La idea generalizada de una casi milagrosa adaptabilidad del espíritu infantil a cualquier circunstancia (como la que quiso representar Roberto Benigni en la película La vida es bella, donde el pequeño Giosuè es convencido por su padre de que su encierro en un campo de concentración es solamente un juego) no ha hecho más que oscurecer la dimensión histórica de estos procesos, de enorme impacto demográfico, social y cultural, en que la mayoría de los actores suelen ser precisamente menores de edad. Si la resiliencia es un dato sociocultural (aunque hay que aclarar que no es una capacidad “natural” de los niños), también lo es que ésta se construye al experimentar conscientemente la crudeza de una circunstancia y dotarla de significado, aunque no necesariamente se comprendan del todo sus alcances).
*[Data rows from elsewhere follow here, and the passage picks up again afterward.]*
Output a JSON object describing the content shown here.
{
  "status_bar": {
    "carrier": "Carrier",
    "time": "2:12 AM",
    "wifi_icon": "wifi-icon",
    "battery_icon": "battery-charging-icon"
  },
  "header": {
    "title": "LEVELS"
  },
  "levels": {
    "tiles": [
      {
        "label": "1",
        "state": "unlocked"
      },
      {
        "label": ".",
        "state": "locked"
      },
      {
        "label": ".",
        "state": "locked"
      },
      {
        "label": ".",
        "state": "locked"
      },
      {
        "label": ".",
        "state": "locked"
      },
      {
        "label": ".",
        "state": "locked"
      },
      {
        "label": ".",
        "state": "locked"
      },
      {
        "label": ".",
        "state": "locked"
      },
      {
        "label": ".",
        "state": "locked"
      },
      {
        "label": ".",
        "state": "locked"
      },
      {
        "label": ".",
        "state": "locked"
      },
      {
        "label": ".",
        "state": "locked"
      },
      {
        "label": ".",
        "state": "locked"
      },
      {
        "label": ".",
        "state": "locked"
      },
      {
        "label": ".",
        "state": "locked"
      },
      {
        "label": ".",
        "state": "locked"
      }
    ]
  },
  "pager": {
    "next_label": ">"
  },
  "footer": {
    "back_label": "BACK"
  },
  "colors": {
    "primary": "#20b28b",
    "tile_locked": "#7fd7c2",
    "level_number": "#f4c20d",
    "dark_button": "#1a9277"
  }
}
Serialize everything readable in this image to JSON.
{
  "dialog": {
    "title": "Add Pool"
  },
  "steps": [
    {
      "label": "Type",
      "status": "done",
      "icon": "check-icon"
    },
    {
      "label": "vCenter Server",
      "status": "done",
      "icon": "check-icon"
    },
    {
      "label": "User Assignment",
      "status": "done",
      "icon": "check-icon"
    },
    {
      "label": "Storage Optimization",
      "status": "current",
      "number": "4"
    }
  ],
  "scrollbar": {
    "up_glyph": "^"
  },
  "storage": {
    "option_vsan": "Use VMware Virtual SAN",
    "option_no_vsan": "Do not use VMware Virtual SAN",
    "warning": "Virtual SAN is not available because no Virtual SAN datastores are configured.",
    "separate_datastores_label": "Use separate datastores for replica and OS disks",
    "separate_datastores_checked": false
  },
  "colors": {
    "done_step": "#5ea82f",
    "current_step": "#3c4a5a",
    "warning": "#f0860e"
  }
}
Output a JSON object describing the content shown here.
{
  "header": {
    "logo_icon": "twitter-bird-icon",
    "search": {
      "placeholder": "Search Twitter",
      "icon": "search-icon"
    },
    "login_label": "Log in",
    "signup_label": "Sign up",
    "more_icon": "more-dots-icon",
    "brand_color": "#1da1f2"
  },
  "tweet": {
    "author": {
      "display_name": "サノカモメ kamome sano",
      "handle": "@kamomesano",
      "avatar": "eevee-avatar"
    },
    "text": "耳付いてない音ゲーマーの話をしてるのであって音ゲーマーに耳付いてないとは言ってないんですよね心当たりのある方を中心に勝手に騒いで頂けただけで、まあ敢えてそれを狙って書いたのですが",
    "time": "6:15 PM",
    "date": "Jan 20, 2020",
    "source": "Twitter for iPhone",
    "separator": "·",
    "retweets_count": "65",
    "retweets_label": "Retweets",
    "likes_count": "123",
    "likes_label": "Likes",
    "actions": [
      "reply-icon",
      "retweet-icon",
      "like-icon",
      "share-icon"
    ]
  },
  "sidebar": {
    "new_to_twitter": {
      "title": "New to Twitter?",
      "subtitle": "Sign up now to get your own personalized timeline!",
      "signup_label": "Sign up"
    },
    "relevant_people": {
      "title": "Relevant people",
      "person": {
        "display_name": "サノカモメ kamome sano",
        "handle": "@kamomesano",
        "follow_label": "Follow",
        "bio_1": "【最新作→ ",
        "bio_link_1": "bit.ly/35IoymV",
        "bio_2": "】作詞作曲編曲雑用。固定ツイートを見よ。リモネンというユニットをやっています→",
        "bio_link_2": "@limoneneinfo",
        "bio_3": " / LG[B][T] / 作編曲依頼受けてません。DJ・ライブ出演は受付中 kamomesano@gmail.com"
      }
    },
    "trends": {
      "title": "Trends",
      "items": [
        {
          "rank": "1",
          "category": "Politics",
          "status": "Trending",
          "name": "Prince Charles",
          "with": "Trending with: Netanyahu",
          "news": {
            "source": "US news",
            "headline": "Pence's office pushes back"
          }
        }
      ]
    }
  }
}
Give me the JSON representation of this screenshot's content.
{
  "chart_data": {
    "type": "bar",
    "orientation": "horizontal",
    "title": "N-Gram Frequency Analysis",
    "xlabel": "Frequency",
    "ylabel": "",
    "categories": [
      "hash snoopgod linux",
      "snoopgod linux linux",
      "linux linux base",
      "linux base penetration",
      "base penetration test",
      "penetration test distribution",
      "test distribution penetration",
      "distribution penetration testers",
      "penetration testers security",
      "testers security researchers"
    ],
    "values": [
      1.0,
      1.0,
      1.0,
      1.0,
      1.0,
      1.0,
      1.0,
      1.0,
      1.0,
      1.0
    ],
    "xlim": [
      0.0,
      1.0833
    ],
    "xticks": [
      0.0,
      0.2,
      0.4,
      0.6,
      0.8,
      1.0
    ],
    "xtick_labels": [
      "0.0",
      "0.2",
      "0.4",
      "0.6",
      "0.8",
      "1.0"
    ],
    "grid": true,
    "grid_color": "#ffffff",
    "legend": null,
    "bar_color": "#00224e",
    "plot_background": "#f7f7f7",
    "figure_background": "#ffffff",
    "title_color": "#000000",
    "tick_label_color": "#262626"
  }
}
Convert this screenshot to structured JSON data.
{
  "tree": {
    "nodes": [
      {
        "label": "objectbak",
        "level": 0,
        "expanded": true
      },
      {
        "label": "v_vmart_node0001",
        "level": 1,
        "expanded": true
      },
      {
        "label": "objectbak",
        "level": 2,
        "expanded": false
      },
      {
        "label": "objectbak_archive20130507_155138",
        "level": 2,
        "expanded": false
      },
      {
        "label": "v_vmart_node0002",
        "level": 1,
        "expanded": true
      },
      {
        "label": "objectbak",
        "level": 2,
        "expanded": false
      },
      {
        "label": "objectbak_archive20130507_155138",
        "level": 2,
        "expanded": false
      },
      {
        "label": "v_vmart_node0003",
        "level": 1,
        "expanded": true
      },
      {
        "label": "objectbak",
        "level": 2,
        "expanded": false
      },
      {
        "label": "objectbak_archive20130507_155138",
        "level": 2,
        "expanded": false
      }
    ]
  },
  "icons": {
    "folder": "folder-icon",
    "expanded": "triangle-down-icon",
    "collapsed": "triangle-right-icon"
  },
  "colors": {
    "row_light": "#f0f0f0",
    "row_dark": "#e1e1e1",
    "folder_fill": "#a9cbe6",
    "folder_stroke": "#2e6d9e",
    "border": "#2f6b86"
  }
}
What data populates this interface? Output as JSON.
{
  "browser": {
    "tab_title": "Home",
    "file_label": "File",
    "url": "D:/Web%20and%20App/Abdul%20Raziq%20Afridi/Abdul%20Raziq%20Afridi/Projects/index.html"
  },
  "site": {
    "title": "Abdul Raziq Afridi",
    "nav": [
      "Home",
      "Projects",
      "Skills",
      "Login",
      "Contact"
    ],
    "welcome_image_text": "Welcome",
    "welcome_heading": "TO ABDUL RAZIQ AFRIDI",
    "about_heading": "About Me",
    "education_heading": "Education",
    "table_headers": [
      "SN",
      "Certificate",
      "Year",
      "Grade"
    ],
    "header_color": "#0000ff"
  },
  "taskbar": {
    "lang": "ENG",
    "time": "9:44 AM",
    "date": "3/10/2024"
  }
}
Así las cosas, no cabe duda de que hablar de migración y de su importancia en los grandes procesos sociales y políticos de la historia contemporánea implica hoy en día tomar muy en cuenta la inevitable y determinante presencia de niños en los movimientos de población, tan vigentes ahora como lo fueron a todo lo largo de la centuria pasada (y, en general, lo han sido a lo largo de la historia). Hoy por hoy, miles de niños y adolescentes terminan cada año por convertirse en exiliados, debido a la situación política, de crisis económica o de violencia que atraviesan sus respectivos países de origen.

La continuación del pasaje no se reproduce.